Chuck “Hilarious Potty-Mouth” Wendig has a good piece up about the shifting value of genre labels in fiction. He’s not the first person I’ve seen with this idea; Charles Stross talked about this back in May.
I’m particularly taken with Wendig’s notion of More Granularity:
Think of fiction as having aspects or elements (and those of you who game in the RPG sense will see the value of this) — a piece of fiction might have a “time travel” aspect, a “tragedy” aspect, a “detective” aspect. One novel might be “serial killer / robot / erotic love triangle.” Another might be, “dinosaur / noir / bioethics.”
It seems clear to me that in other than the most basic of genre plots this is already what’s going on in genre fiction. Really great mystery stories are about a lot more than just figuring out whodunnit – they’re also romances, war stories, alternate histories, literary fiction, buddy stories… the list goes on.
The point of genre has historically been, both Wendig and Stross argue, to help readers find things they’ll like. Judging a story based on its genre is something I think most of us do, usually to our detriment as readers. There ought to be a better way — and there is: recommendations.
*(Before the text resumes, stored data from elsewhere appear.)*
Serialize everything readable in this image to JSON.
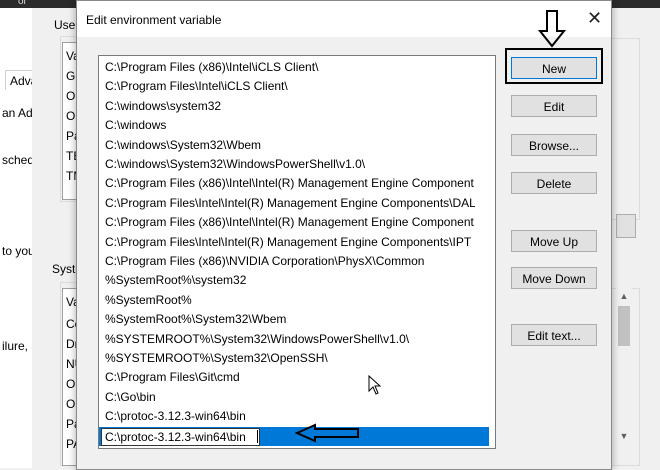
{
  "background": {
    "topstrip_text": "or",
    "left_fragments": [
      "an Ad",
      "schedu",
      "to your",
      "ilure, a"
    ],
    "user_group_label": "User",
    "user_list_fragments": [
      "Va",
      "GO",
      "On",
      "On",
      "Pa",
      "TE",
      "TM"
    ],
    "adv_tab_label": "Adva",
    "system_group_label": "Syste",
    "system_list_fragments": [
      "Va",
      "Co",
      "Dr",
      "NU",
      "On",
      "OS",
      "Pa",
      "PA"
    ]
  },
  "dialog": {
    "title": "Edit environment variable",
    "close_glyph": "✕"
  },
  "path_list": {
    "items": [
      "C:\\Program Files (x86)\\Intel\\iCLS Client\\",
      "C:\\Program Files\\Intel\\iCLS Client\\",
      "C:\\windows\\system32",
      "C:\\windows",
      "C:\\windows\\System32\\Wbem",
      "C:\\windows\\System32\\WindowsPowerShell\\v1.0\\",
      "C:\\Program Files (x86)\\Intel\\Intel(R) Management Engine Component...",
      "C:\\Program Files\\Intel\\Intel(R) Management Engine Components\\DAL",
      "C:\\Program Files (x86)\\Intel\\Intel(R) Management Engine Component...",
      "C:\\Program Files\\Intel\\Intel(R) Management Engine Components\\IPT",
      "C:\\Program Files (x86)\\NVIDIA Corporation\\PhysX\\Common",
      "%SystemRoot%\\system32",
      "%SystemRoot%",
      "%SystemRoot%\\System32\\Wbem",
      "%SYSTEMROOT%\\System32\\WindowsPowerShell\\v1.0\\",
      "%SYSTEMROOT%\\System32\\OpenSSH\\",
      "C:\\Program Files\\Git\\cmd",
      "C:\\Go\\bin",
      "C:\\protoc-3.12.3-win64\\bin"
    ],
    "editing_value": "C:\\protoc-3.12.3-win64\\bin"
  },
  "buttons": {
    "new": "New",
    "edit": "Edit",
    "browse": "Browse...",
    "delete": "Delete",
    "move_up": "Move Up",
    "move_down": "Move Down",
    "edit_text": "Edit text..."
  },
  "colors": {
    "selection": "#0078d7",
    "dialog_bg": "#f0f0f0",
    "button_bg": "#e1e1e1"
  },
  "icons": {
    "close": "close-icon",
    "annotation_down": "down-arrow-annotation-icon",
    "annotation_left": "left-arrow-annotation-icon",
    "cursor": "mouse-pointer-icon"
  }
}
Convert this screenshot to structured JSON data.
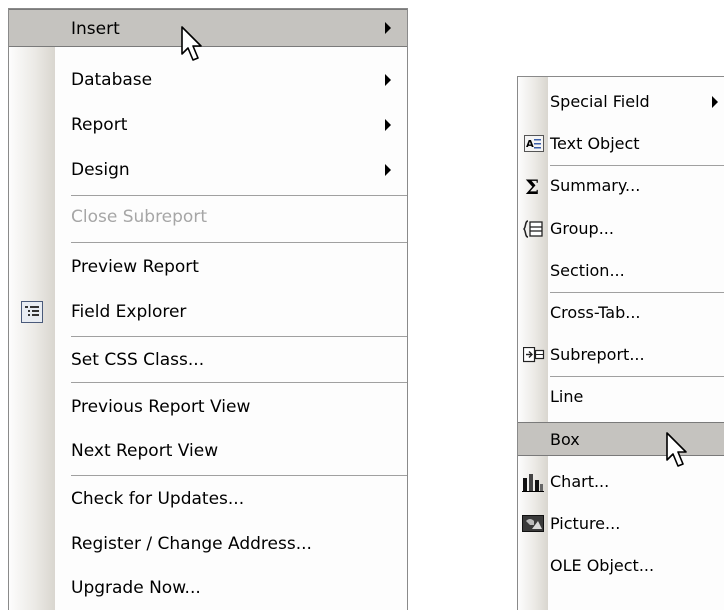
{
  "main_menu": {
    "items": [
      {
        "label": "Insert",
        "has_submenu": true,
        "highlighted": true
      },
      {
        "label": "Database",
        "has_submenu": true
      },
      {
        "label": "Report",
        "has_submenu": true
      },
      {
        "label": "Design",
        "has_submenu": true
      },
      {
        "label": "Close Subreport",
        "disabled": true
      },
      {
        "label": "Preview Report"
      },
      {
        "label": "Field Explorer",
        "icon": "field-explorer-icon"
      },
      {
        "label": "Set CSS Class..."
      },
      {
        "label": "Previous Report View"
      },
      {
        "label": "Next Report View"
      },
      {
        "label": "Check for Updates..."
      },
      {
        "label": "Register / Change Address..."
      },
      {
        "label": "Upgrade Now..."
      }
    ]
  },
  "insert_submenu": {
    "items": [
      {
        "label": "Special Field",
        "has_submenu": true
      },
      {
        "label": "Text Object",
        "icon": "text-object-icon"
      },
      {
        "label": "Summary...",
        "icon": "sigma-icon"
      },
      {
        "label": "Group...",
        "icon": "group-icon"
      },
      {
        "label": "Section..."
      },
      {
        "label": "Cross-Tab..."
      },
      {
        "label": "Subreport...",
        "icon": "subreport-icon"
      },
      {
        "label": "Line"
      },
      {
        "label": "Box",
        "highlighted": true
      },
      {
        "label": "Chart...",
        "icon": "chart-icon"
      },
      {
        "label": "Picture...",
        "icon": "picture-icon"
      },
      {
        "label": "OLE Object..."
      }
    ]
  },
  "colors": {
    "highlight": "#c5c3bf",
    "disabled_text": "#a6a6a6",
    "separator": "#a0a0a0"
  }
}
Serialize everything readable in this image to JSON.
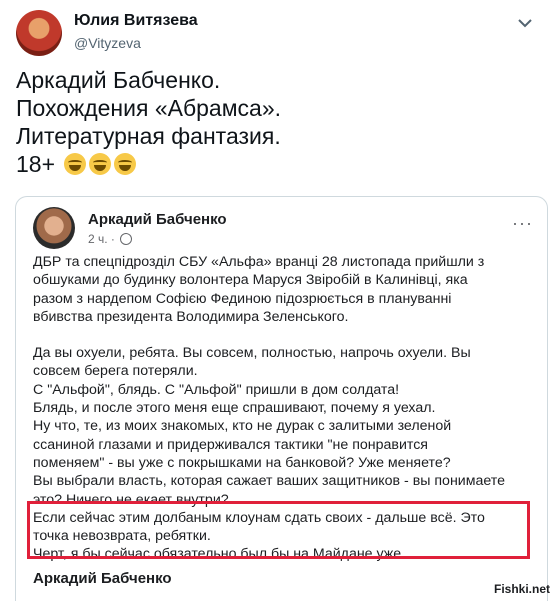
{
  "tweet": {
    "author_name": "Юлия Витязева",
    "handle": "@Vityzeva",
    "lines": [
      "Аркадий Бабченко.",
      "Похождения «Абрамса».",
      "Литературная фантазия.",
      "18+"
    ],
    "emoji_count": 3,
    "menu_icon": "chevron-down-icon"
  },
  "embedded_post": {
    "author_name": "Аркадий Бабченко",
    "timestamp": "2 ч.",
    "privacy_icon": "globe-icon",
    "menu": "···",
    "paragraph1": [
      "ДБР та  спецпідрозділ СБУ «Альфа» вранці 28 листопада прийшли з",
      "обшуками до будинку волонтера Маруся Звіробій  в Калинівці, яка",
      "разом з нардепом Софією Фединою підозрюється в плануванні",
      "вбивства президента Володимира Зеленського."
    ],
    "paragraph2": [
      "Да вы охуели, ребята. Вы совсем, полностью, напрочь охуели. Вы",
      "совсем берега потеряли.",
      "С \"Альфой\", блядь. С \"Альфой\" пришли в дом солдата!",
      "Блядь, и после этого меня еще спрашивают, почему я уехал.",
      "Ну что, те, из моих знакомых, кто не дурак с залитыми зеленой",
      "ссаниной глазами и придерживался тактики \"не понравится",
      "поменяем\" - вы уже с покрышками на банковой? Уже меняете?",
      "Вы выбрали власть, которая сажает ваших защитников - вы понимаете",
      "это? Ничего не екает внутри?",
      "Если сейчас этим долбаным клоунам сдать своих - дальше всё. Это",
      "точка невозврата, ребятки.",
      "Черт, я бы сейчас обязательно был бы на Майдане уже."
    ],
    "footer_name": "Аркадий Бабченко"
  },
  "watermark": "Fishki.net"
}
Some of the best books I’ve ever read were recommendations from friends. I was an SF anti-fan for years, until I was handed a copy of The Player of Games by Iain M. Banks. It’s Space Opera, but so much more. It was the more that enchanted me — and it’s that more that’s the common aspect to all the books I’ve ever loved, regardless of the label on the shelf where they’ve been placed in the bookstore.
I still get recommendations, both directly from folks I know and also indirectly from my connections on Goodreads. But there is certainly a way to harness technology and networking to make a more robust recommendation system. Wendig has an idea, referring to the story aspects discussed earlier:
Think … of a Pandora-like app that searches your e-book library and uses these very axes and aspects to help you discover new authors and stories. I want that! And I think we need it, too.
Someone need to make this. Seriously.